An officer stands guard near the scene of a deadly shooting at the Grand Theater 16 on Thursday in Lafayette, La. (Leslie Westbrook/The Advocate via Associated Press)

A week after James Holmes, who killed 12 people and wounded 70 at a midnight showing of “The Dark Knight Rises” in Aurora, Colo., in 2012, was convicted of murder, gunshots ripped through a movie theater again. This time, a shooter opened fire at the Grand Theater 16 in Lafayette, La., during a screening of Amy Schumer and Judd Apatow’s romantic comedy “Trainwreck,” killing two people and wounding nine others before committing suicide. It may be that the killer chose “Trainwreck” for a reason in the same way that Holmes styled himself after the Batman villain the Joker. But whatever his reasoning, it’s worth pausing for a moment to consider our specific losses as another arena of public life begins to feel unsafe.

These mass shootings aren’t the first time that movie theaters have seemed like dangerous places. As William J. Mann wrote in “Tinseltown: Murder, Morphine and Madness at the Dawn of Hollywood,” a 1920 panic at the New Catherine theater in New York resulted in a stampede: Six children, many of them immigrants, were crushed to death. Ellen O’Grady, the city’s first policewoman and the official “in charge of the city’s public welfare laws as they related to motion picture theaters,” used the tragedy to advocate for an NYPD crackdown on theater owners, including plans to arrest anyone who admitted a child without the protective presence of an adult.

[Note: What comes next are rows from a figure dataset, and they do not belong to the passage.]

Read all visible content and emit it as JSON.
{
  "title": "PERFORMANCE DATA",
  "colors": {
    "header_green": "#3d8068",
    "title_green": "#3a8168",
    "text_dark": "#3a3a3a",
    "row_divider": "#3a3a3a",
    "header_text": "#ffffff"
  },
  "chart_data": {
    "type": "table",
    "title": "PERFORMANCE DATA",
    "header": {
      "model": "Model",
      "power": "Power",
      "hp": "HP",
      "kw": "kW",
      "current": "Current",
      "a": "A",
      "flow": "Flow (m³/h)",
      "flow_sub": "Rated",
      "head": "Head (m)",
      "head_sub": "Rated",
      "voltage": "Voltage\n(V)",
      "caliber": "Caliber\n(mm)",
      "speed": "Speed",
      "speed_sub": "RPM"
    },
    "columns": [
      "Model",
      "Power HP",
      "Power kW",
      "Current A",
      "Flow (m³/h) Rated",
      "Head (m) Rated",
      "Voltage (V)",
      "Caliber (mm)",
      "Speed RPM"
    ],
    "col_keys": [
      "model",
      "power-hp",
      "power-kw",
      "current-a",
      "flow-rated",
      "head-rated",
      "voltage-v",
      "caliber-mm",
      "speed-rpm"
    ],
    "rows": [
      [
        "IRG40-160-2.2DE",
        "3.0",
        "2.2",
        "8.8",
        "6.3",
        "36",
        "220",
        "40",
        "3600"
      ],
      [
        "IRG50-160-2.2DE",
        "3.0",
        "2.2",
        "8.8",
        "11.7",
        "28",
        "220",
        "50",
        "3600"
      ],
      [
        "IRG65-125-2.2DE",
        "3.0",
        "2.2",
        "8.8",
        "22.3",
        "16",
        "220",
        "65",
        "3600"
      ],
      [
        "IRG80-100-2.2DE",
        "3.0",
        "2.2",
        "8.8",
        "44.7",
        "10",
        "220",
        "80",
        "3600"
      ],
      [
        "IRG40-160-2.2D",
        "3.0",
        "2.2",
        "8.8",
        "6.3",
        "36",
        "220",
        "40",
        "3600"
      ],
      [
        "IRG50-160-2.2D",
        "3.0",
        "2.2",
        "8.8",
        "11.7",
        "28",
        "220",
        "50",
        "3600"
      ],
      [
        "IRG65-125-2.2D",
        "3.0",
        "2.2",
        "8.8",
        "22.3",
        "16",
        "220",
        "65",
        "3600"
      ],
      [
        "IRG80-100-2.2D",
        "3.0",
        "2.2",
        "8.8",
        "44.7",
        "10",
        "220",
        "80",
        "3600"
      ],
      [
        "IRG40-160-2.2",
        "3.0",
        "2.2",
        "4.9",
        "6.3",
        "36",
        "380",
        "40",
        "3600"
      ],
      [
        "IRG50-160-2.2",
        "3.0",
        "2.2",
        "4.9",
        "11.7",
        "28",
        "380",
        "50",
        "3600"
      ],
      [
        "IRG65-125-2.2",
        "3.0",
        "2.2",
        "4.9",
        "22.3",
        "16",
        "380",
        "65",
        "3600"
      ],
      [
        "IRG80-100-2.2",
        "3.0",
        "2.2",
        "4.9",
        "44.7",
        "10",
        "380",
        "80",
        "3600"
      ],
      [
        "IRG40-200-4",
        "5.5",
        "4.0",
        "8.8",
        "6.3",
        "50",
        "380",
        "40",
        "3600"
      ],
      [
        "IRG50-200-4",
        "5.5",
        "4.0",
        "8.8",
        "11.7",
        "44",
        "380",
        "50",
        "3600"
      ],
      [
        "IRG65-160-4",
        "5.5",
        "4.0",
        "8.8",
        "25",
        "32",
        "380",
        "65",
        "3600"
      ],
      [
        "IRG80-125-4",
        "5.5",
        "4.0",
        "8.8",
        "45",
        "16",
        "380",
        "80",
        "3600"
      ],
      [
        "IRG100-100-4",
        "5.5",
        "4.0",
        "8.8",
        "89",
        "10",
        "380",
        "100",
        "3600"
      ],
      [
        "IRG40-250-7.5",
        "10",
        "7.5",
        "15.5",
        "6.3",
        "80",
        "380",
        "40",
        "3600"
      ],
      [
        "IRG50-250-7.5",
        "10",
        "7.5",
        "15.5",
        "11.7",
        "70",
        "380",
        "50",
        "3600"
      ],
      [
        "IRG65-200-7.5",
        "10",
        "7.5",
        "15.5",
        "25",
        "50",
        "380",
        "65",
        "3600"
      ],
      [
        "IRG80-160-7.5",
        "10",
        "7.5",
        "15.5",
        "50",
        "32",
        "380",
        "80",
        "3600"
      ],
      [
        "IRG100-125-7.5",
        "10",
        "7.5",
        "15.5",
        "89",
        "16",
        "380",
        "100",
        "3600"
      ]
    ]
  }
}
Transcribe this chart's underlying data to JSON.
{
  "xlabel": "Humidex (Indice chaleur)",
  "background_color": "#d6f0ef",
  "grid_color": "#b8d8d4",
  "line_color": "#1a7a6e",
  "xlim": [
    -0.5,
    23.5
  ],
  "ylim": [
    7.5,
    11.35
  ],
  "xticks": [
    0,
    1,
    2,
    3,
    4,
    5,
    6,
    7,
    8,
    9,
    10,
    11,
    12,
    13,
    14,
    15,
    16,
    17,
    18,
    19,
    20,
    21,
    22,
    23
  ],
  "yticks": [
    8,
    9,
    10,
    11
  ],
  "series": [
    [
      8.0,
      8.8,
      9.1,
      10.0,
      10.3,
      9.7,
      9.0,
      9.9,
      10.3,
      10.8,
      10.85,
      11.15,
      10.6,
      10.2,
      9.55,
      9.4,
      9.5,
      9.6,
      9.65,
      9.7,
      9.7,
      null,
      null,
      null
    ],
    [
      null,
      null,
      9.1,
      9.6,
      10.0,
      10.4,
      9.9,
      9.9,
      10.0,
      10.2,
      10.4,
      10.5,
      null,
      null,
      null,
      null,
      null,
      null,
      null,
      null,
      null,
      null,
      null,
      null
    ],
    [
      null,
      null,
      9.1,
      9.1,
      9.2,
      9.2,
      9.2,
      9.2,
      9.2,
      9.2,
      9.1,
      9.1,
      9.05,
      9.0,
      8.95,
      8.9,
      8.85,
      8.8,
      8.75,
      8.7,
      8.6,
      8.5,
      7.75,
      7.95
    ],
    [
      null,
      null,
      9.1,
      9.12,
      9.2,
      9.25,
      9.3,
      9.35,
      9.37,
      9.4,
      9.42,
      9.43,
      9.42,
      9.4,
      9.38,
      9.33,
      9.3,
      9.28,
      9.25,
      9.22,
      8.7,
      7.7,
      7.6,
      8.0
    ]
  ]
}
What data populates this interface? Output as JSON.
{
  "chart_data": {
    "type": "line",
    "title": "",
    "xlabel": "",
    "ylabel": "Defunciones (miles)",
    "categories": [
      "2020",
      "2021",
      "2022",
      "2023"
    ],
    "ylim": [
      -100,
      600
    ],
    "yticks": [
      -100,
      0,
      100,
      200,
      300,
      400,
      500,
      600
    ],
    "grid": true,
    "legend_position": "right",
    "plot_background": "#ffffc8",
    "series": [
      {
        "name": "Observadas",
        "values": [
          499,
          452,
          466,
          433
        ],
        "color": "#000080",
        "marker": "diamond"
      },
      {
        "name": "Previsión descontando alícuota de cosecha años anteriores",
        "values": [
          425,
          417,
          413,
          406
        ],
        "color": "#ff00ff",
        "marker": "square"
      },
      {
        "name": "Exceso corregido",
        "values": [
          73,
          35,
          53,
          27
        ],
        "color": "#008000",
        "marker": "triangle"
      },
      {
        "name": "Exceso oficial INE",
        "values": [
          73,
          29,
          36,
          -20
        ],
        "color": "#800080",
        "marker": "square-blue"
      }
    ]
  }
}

But if the New Catherine theater was a mass tragedy with no one in particular to blame, the attacks in Aurora and Lafayette are something far worse. As American Film Institute president and Chief Executive Bob Gazzale said in a statement, “Going to a summer movie is a celebration of the American creative spirit and one of our nation’s most beloved pastimes.” And that beloved pastime, while not necessarily a moral act, is a deeply vulnerable one.

When you go to a movie theater, you are deciding to sit for two hours in the dark with dozens, even hundreds of people, you don’t know. Unlike on a plane, or even in a live theater or concert performance, to name other captive experiences that put us in close proximity with strangers, there often aren’t paid staff in the theater with you, watching for disruptions or quietly managing other people’s behavior. Often, if you’re polite, and if you want to give yourself fully over to the experience unfolding on the screen, you’ve turned off your phone, putting another step between yourself and calling for help if it should suddenly prove necessary.

Once the lights go down and the previews (and pre-previews, sadly) come up, we’re giving ourselves over not just to the conditions of the movie theater, but to the story on screen. This is what makes film so powerful, and what in the past has made it seem so threatening to decency crusaders who decried the medium’s impact on children and immigrants. Whatever divides us before we take our plushly cushioned stadium seats or our places in community theater chairs worn thin by decades of showings, we’ve been drawn together by the same story. And that story will continue to unite us, at least for a little while, as we spill back into the bright heat of summer daylight, or the cool of the evening, and talk about what we’ve just seen.

This isn’t to say that the movies automatically produce some kind of mindless consensus: We bring our differences into the theater with us, and they inform the sometimes radically divergent things we take away from the same images projected on hundreds of similar screens. The movies, though, can help define the parameters of our conversations. We may not want the same results out of a fantasy of American power projection such as “The Avengers” franchise, the glimpse into a president’s inner life on his most difficult days we get in “Lincoln,” or a brutal journey into the realities of slavery and the precarious nature of black freedom in “12 Years a Slave.” But there’s something powerful in finding ourselves attracted to the same basic narratives and the same big, American ideas.

We don’t think of movie theaters as sacrosanct spaces, the way we assume that schools or churches — the sites of other recent horrific mass shootings — will be. But the act of attending a film requires a similar, perhaps even greater, trust that a group of complete strangers can come together in fleeting community; that we can briefly stop sizing one another up and simply surrender to an experience together, in safety and shared wonder.